Measuring ACPR: Adding Voltage or Adding Power?

Blog Post created by benz on Jun 20, 2017

  Coherence can make a big difference

Sometimes The Fates of Measurement smile upon you, and sometimes they conspire against you. In many cases, however, it’s hard to tell which—if either—is happening.

More often, I think, they set little traps or tests for us. These are often subtle, but nonetheless important, especially when you’re trying to make the best measurements possible, close to the limits of your test equipment.

In this post I’m focusing on coherence as a factor in ACPR/ACLR measurements. These ratios are a fundamental measurement for RF engineering, quantifying the ability of transmitters to properly share the RF spectrum.

To make the best measurements, it’s essential to understand the analyzer’s contribution to ACP and keep it to a minimum. As we’ve discussed previously, the analyzer itself will contribute power to measurements, and this can be a significant addition when measuring anywhere near its noise or distortion floor.

We might expect this straightforward power contribution to also apply to ACPR measurements, where the signals appear to be a kind of band-limited noise that may slope with frequency. However, it’s important to remember that these are actually distortion measurements, and that the assumption of non-coherence between the signal and the analyzer is no longer a given.

Indeed, an intuitive look at the nonlinearity mechanisms in transmitters and analyzers suggests that coherence of some kind is to be expected. This moves us from power addition (a range of 0 dB to +3dB) to voltage addition and the larger apparent power differences this can cause.
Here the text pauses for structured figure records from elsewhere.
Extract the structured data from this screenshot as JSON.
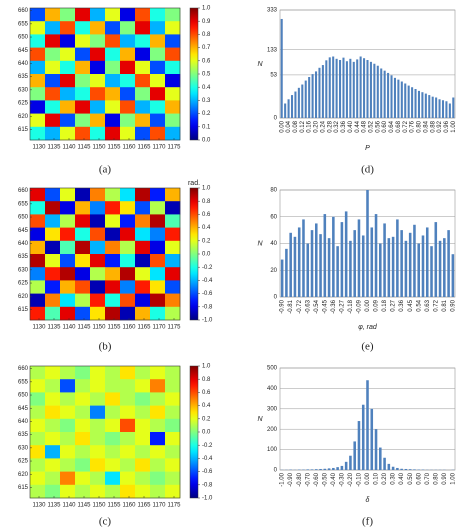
{
  "chart_data": [
    {
      "type": "heatmap",
      "caption": "(a)",
      "colormap": "jet",
      "xlim": [
        1127,
        1177
      ],
      "ylim": [
        611,
        661
      ],
      "xticks": [
        1130,
        1135,
        1140,
        1145,
        1150,
        1155,
        1160,
        1165,
        1170,
        1175
      ],
      "yticks": [
        615,
        620,
        625,
        630,
        635,
        640,
        645,
        650,
        655,
        660
      ],
      "colorbar": {
        "lim": [
          0,
          1
        ],
        "ticks": [
          {
            "value": 0,
            "label": "0.0"
          },
          0.1,
          0.2,
          0.3,
          0.4,
          0.5,
          0.6,
          0.7,
          0.8,
          0.9,
          {
            "value": 1,
            "label": "1.0"
          }
        ]
      },
      "values": [
        [
          0.2,
          0.7,
          0.5,
          0.9,
          0.3,
          0.6,
          0.1,
          0.8,
          0.4,
          0.5
        ],
        [
          0.6,
          0.3,
          0.8,
          0.4,
          0.7,
          0.2,
          0.5,
          0.9,
          0.3,
          0.6
        ],
        [
          0.4,
          0.9,
          0.1,
          0.6,
          0.5,
          0.8,
          0.3,
          0.4,
          0.7,
          0.2
        ],
        [
          0.8,
          0.5,
          0.6,
          0.2,
          0.9,
          0.4,
          0.7,
          0.1,
          0.5,
          0.8
        ],
        [
          0.3,
          0.6,
          0.4,
          0.7,
          0.1,
          0.5,
          0.9,
          0.6,
          0.2,
          0.4
        ],
        [
          0.7,
          0.2,
          0.9,
          0.5,
          0.6,
          0.3,
          0.4,
          0.8,
          0.6,
          0.1
        ],
        [
          0.5,
          0.8,
          0.3,
          0.4,
          0.8,
          0.7,
          0.2,
          0.5,
          0.9,
          0.6
        ],
        [
          0.1,
          0.4,
          0.7,
          0.9,
          0.3,
          0.6,
          0.8,
          0.3,
          0.4,
          0.7
        ],
        [
          0.6,
          0.9,
          0.2,
          0.5,
          0.7,
          0.1,
          0.5,
          0.7,
          0.2,
          0.5
        ],
        [
          0.4,
          0.3,
          0.6,
          0.8,
          0.4,
          0.9,
          0.6,
          0.2,
          0.8,
          0.3
        ]
      ]
    },
    {
      "type": "heatmap",
      "caption": "(b)",
      "colormap": "jet",
      "xlim": [
        1127,
        1177
      ],
      "ylim": [
        611,
        661
      ],
      "xticks": [
        1130,
        1135,
        1140,
        1145,
        1150,
        1155,
        1160,
        1165,
        1170,
        1175
      ],
      "yticks": [
        615,
        620,
        625,
        630,
        635,
        640,
        645,
        650,
        655,
        660
      ],
      "colorbar": {
        "lim": [
          -1,
          1
        ],
        "label": "rad.",
        "ticks": [
          {
            "value": -1,
            "label": "-1.0"
          },
          -0.8,
          -0.6,
          -0.4,
          -0.2,
          {
            "value": 0,
            "label": "0.0"
          },
          0.2,
          0.4,
          0.6,
          0.8,
          {
            "value": 1,
            "label": "1.0"
          }
        ]
      },
      "values": [
        [
          0.8,
          -0.6,
          0.2,
          -0.9,
          0.5,
          0.1,
          -0.3,
          0.9,
          -0.7,
          0.4
        ],
        [
          -0.2,
          0.9,
          -0.8,
          0.4,
          -0.5,
          0.7,
          0.3,
          -0.6,
          0.1,
          -0.9
        ],
        [
          0.6,
          -0.4,
          0.1,
          0.8,
          -0.9,
          0.2,
          -0.7,
          0.5,
          0.9,
          -0.1
        ],
        [
          -0.8,
          0.3,
          0.7,
          -0.2,
          0.6,
          -0.9,
          0.8,
          -0.3,
          -0.5,
          0.7
        ],
        [
          0.4,
          -0.9,
          -0.1,
          0.9,
          -0.4,
          0.5,
          0.1,
          0.8,
          -0.8,
          0.2
        ],
        [
          0.9,
          0.2,
          -0.6,
          0.3,
          0.8,
          -0.7,
          -0.2,
          -0.9,
          0.6,
          -0.4
        ],
        [
          -0.5,
          0.7,
          0.9,
          -0.8,
          0.1,
          0.4,
          0.9,
          0.2,
          -0.3,
          0.8
        ],
        [
          0.1,
          -0.7,
          0.4,
          0.6,
          -0.9,
          0.8,
          -0.5,
          0.7,
          0.3,
          -0.6
        ],
        [
          -0.9,
          0.5,
          -0.3,
          0.1,
          0.7,
          -0.2,
          0.6,
          -0.8,
          0.9,
          0.5
        ],
        [
          0.7,
          -0.1,
          0.8,
          -0.6,
          0.3,
          0.9,
          -0.9,
          0.4,
          -0.2,
          0.1
        ]
      ]
    },
    {
      "type": "heatmap",
      "caption": "(c)",
      "colormap": "jet",
      "xlim": [
        1127,
        1177
      ],
      "ylim": [
        611,
        661
      ],
      "xticks": [
        1130,
        1135,
        1140,
        1145,
        1150,
        1155,
        1160,
        1165,
        1170,
        1175
      ],
      "yticks": [
        615,
        620,
        625,
        630,
        635,
        640,
        645,
        650,
        655,
        660
      ],
      "colorbar": {
        "lim": [
          -1,
          1
        ],
        "ticks": [
          {
            "value": -1,
            "label": "-1.0"
          },
          -0.8,
          -0.6,
          -0.4,
          -0.2,
          {
            "value": 0,
            "label": "0.0"
          },
          0.2,
          0.4,
          0.6,
          0.8,
          {
            "value": 1,
            "label": "1.0"
          }
        ]
      },
      "values": [
        [
          0.1,
          0.2,
          0.1,
          0.0,
          0.2,
          0.1,
          0.3,
          0.1,
          0.2,
          0.1
        ],
        [
          0.2,
          0.1,
          -0.6,
          0.1,
          0.2,
          0.1,
          0.1,
          0.2,
          0.5,
          0.1
        ],
        [
          0.0,
          0.2,
          0.1,
          0.2,
          0.1,
          0.3,
          0.1,
          0.0,
          0.1,
          0.2
        ],
        [
          0.1,
          0.3,
          0.2,
          0.1,
          -0.5,
          0.1,
          0.2,
          0.1,
          0.3,
          0.1
        ],
        [
          0.2,
          0.1,
          0.0,
          0.2,
          0.1,
          0.2,
          0.6,
          0.2,
          0.1,
          0.0
        ],
        [
          0.1,
          0.2,
          0.1,
          0.3,
          0.1,
          0.0,
          0.1,
          0.2,
          -0.7,
          0.2
        ],
        [
          0.3,
          -0.4,
          0.2,
          0.1,
          0.2,
          0.1,
          0.2,
          0.1,
          0.2,
          0.1
        ],
        [
          0.1,
          0.2,
          0.1,
          0.0,
          0.3,
          0.2,
          0.1,
          0.3,
          0.1,
          0.2
        ],
        [
          0.2,
          0.1,
          0.5,
          0.2,
          0.1,
          -0.3,
          0.2,
          0.1,
          0.0,
          0.1
        ],
        [
          0.1,
          0.0,
          0.2,
          0.1,
          0.2,
          0.1,
          0.3,
          0.2,
          0.1,
          0.2
        ]
      ]
    },
    {
      "type": "bar",
      "caption": "(d)",
      "xlabel": "P",
      "ylabel": "N",
      "color": "#4f81bd",
      "grid": true,
      "yscale": "sqrt",
      "ylim": [
        0,
        333
      ],
      "yticks": [
        0,
        53,
        133,
        333
      ],
      "categories": [
        "0.00",
        null,
        "0.04",
        null,
        "0.08",
        null,
        "0.12",
        null,
        "0.16",
        null,
        "0.20",
        null,
        "0.24",
        null,
        "0.28",
        null,
        "0.32",
        null,
        "0.36",
        null,
        "0.40",
        null,
        "0.44",
        null,
        "0.48",
        null,
        "0.52",
        null,
        "0.56",
        null,
        "0.60",
        null,
        "0.64",
        null,
        "0.68",
        null,
        "0.72",
        null,
        "0.76",
        null,
        "0.80",
        null,
        "0.84",
        null,
        "0.88",
        null,
        "0.92",
        null,
        "0.96",
        null,
        "1.00"
      ],
      "values": [
        280,
        6,
        10,
        15,
        20,
        26,
        32,
        40,
        48,
        55,
        62,
        72,
        80,
        95,
        105,
        108,
        100,
        96,
        104,
        92,
        100,
        90,
        98,
        108,
        102,
        96,
        90,
        84,
        78,
        70,
        64,
        58,
        52,
        46,
        42,
        38,
        34,
        30,
        27,
        24,
        21,
        19,
        17,
        15,
        13,
        12,
        10,
        9,
        8,
        6,
        12
      ]
    },
    {
      "type": "bar",
      "caption": "(e)",
      "xlabel": "φ, rad",
      "ylabel": "N",
      "color": "#4f81bd",
      "grid": true,
      "ylim": [
        0,
        80
      ],
      "yticks": [
        0,
        20,
        40,
        60,
        80
      ],
      "categories": [
        "-0.90",
        null,
        "-0.81",
        null,
        "-0.72",
        null,
        "-0.63",
        null,
        "-0.54",
        null,
        "-0.45",
        null,
        "-0.36",
        null,
        "-0.27",
        null,
        "-0.18",
        null,
        "-0.09",
        null,
        "0.00",
        null,
        "0.09",
        null,
        "0.18",
        null,
        "0.27",
        null,
        "0.36",
        null,
        "0.45",
        null,
        "0.54",
        null,
        "0.63",
        null,
        "0.72",
        null,
        "0.81",
        null,
        "0.90"
      ],
      "values": [
        28,
        36,
        48,
        45,
        52,
        58,
        40,
        50,
        55,
        47,
        62,
        44,
        60,
        38,
        56,
        64,
        42,
        50,
        58,
        46,
        80,
        52,
        62,
        40,
        55,
        44,
        45,
        58,
        50,
        42,
        48,
        54,
        40,
        46,
        52,
        38,
        56,
        42,
        44,
        50,
        32
      ]
    },
    {
      "type": "bar",
      "caption": "(f)",
      "xlabel": "δ",
      "ylabel": "N",
      "color": "#4f81bd",
      "grid": true,
      "ylim": [
        0,
        500
      ],
      "yticks": [
        0,
        100,
        200,
        300,
        400,
        500
      ],
      "categories": [
        "-1.00",
        null,
        "-0.90",
        null,
        "-0.80",
        null,
        "-0.70",
        null,
        "-0.60",
        null,
        "-0.50",
        null,
        "-0.40",
        null,
        "-0.30",
        null,
        "-0.20",
        null,
        "-0.10",
        null,
        "0.00",
        null,
        "0.10",
        null,
        "0.20",
        null,
        "0.30",
        null,
        "0.40",
        null,
        "0.50",
        null,
        "0.60",
        null,
        "0.70",
        null,
        "0.80",
        null,
        "0.90",
        null,
        "1.00"
      ],
      "values": [
        1,
        1,
        2,
        1,
        2,
        2,
        3,
        3,
        4,
        5,
        6,
        8,
        10,
        14,
        20,
        40,
        70,
        140,
        240,
        320,
        440,
        300,
        200,
        110,
        60,
        30,
        16,
        10,
        6,
        5,
        4,
        3,
        2,
        2,
        1,
        1,
        1,
        1,
        1,
        0,
        1
      ]
    }
  ]
}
Diagram of error in ACPR/ACLR measurements vs. analyzer mixer level/attenuation. Diagram specifically calls out the case where DUT and analyzer ACPR are same, and how this can cause large ACPR errors due to coherent signal addition or cancellation.

This diagram shows how analyzer mixer level affects ACPR measurement error when the analyzer and DUT distortion are coherent. The largest errors occur when the ACP of the DUT and analyzer are the same, indicated by the vertical dashed red line.

Interestingly, the widest potential error band occurs not where the analyzer ACP is largest but when it is the same as the DUT ACP. Consequently, adjusting the mixer level to minimize total measured ACP may lead you to a false minimum.

There are a number of challenges in optimizing an ACPR measurement:

  •  Noise power subtraction cannot be used due to analyzer/DUT coherence.
  •  Narrow RBWs are no help because they have an equal effect on the apparent power from the analyzer and DUT.
  • Low mixer levels (or higher input attenuation) minimize analyzer-generated distortion but increase measurement noise floor.
  • High mixer levels improve measurement noise floor but increase analyzer-generated distortion.

While the settings for lowest total measurement error are not exactly the same as for minimum analyzer-generated ACP, they are generally very close. In a future post I’ll discuss the differences, and ways to optimize accuracy, no matter what The Fates have in mind for you.